The government has already passed $8.3 billion in emergency spending directly related to public health needs. But Democrats are proposing things like increased unemployment benefits, a federal paid leave program, and more spending on programs like food stamps. Even Trump himself floated the idea of a payroll tax cut, which — unlike tax cuts for the wealthy and corporations — would immediately get money into the hands of average working Americans.

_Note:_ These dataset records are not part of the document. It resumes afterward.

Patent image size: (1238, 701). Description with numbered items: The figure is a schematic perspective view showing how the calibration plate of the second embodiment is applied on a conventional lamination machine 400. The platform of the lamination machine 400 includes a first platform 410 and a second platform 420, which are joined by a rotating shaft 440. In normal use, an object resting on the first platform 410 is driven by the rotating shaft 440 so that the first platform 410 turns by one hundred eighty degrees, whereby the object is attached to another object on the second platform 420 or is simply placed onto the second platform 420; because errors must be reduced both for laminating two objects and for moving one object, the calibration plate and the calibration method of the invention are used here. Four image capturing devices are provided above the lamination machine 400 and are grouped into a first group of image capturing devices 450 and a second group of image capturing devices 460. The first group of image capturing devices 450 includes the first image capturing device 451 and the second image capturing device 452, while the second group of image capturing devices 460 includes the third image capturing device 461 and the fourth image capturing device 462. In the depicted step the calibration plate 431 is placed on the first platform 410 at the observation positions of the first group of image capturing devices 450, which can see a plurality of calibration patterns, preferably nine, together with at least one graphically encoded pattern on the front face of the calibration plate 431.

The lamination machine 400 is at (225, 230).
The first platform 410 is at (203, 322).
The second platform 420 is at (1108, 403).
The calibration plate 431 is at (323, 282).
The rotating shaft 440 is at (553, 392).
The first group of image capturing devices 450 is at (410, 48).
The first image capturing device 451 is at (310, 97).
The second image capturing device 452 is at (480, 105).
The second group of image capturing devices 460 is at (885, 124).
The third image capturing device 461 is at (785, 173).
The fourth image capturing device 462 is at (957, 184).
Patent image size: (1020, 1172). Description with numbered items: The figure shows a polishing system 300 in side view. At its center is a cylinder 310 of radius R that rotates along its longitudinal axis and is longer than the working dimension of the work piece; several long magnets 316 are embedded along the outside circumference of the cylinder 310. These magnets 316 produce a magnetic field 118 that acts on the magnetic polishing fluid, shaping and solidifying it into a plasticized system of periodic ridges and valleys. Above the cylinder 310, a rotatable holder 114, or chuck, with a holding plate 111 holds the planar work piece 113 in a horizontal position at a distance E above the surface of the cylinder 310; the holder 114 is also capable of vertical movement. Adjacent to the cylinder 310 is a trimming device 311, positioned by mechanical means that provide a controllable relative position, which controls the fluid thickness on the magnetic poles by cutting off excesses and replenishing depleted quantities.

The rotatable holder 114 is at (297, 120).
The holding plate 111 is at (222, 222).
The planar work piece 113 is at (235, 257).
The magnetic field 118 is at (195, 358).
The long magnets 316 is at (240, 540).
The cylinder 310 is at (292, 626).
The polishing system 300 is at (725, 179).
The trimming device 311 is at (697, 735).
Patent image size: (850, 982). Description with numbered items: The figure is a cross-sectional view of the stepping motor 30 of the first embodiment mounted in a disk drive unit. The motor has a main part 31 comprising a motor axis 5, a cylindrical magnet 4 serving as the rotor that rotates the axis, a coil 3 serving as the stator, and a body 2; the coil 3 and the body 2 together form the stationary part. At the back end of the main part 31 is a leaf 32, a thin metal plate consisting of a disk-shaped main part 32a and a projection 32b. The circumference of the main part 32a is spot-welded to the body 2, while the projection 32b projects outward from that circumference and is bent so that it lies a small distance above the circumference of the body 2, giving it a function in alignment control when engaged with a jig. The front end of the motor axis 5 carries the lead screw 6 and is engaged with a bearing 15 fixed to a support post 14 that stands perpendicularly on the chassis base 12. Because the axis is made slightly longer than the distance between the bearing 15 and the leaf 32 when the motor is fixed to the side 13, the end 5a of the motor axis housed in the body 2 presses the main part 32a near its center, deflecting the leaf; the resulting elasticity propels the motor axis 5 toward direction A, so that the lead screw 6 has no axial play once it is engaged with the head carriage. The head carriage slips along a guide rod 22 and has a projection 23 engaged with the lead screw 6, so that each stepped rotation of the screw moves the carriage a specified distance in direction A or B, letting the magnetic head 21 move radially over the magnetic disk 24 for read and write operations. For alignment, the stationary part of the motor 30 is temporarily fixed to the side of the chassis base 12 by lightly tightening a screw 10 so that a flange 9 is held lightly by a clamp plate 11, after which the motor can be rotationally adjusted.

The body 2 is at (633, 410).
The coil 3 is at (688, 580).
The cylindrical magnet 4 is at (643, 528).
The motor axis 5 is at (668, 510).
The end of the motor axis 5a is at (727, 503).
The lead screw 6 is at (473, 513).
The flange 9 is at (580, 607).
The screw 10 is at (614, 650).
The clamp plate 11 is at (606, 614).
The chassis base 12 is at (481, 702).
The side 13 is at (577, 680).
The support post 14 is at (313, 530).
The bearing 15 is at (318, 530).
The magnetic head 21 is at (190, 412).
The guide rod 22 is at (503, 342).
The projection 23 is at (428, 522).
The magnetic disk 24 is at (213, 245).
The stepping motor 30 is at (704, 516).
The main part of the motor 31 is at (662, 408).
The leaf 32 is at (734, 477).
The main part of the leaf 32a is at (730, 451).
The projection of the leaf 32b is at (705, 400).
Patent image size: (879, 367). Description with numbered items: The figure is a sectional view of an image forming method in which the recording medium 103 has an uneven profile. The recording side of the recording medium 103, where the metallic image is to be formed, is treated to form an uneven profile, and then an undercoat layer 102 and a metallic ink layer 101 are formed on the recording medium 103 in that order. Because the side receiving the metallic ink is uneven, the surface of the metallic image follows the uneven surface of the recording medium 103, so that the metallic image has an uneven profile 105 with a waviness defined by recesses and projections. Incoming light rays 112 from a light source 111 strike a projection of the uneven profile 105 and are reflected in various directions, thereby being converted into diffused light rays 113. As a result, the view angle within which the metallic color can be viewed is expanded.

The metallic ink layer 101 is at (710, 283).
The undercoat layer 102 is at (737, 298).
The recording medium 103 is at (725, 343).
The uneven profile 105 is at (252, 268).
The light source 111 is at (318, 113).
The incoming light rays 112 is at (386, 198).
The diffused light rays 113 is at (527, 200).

These are all good ways to juice the background spending that keeps the U.S. economy humming, and that provides the foundation that interest rate adjustments need to do their job. Unfortunately, the deficit hawks in Trump's administration — such as National Economic Council director Larry Kudlow — are brushing aside those ideas in favor of more limited business tax breaks. More perversely, they're insisting the Fed is best positioned to deal with the coronavirus crisis — even as officials at the central bank, aware of their deteriorating situation, try to push Congress and the White House to step in with direct fiscal stimulus.

It's anyone's guess how this will end. American policymakers have managed to happily ignore the straightforward economic implications of falling Treasury yields for decades now. But eventually, coronavirus or no, something will have to give. Because there's not much room left before zero.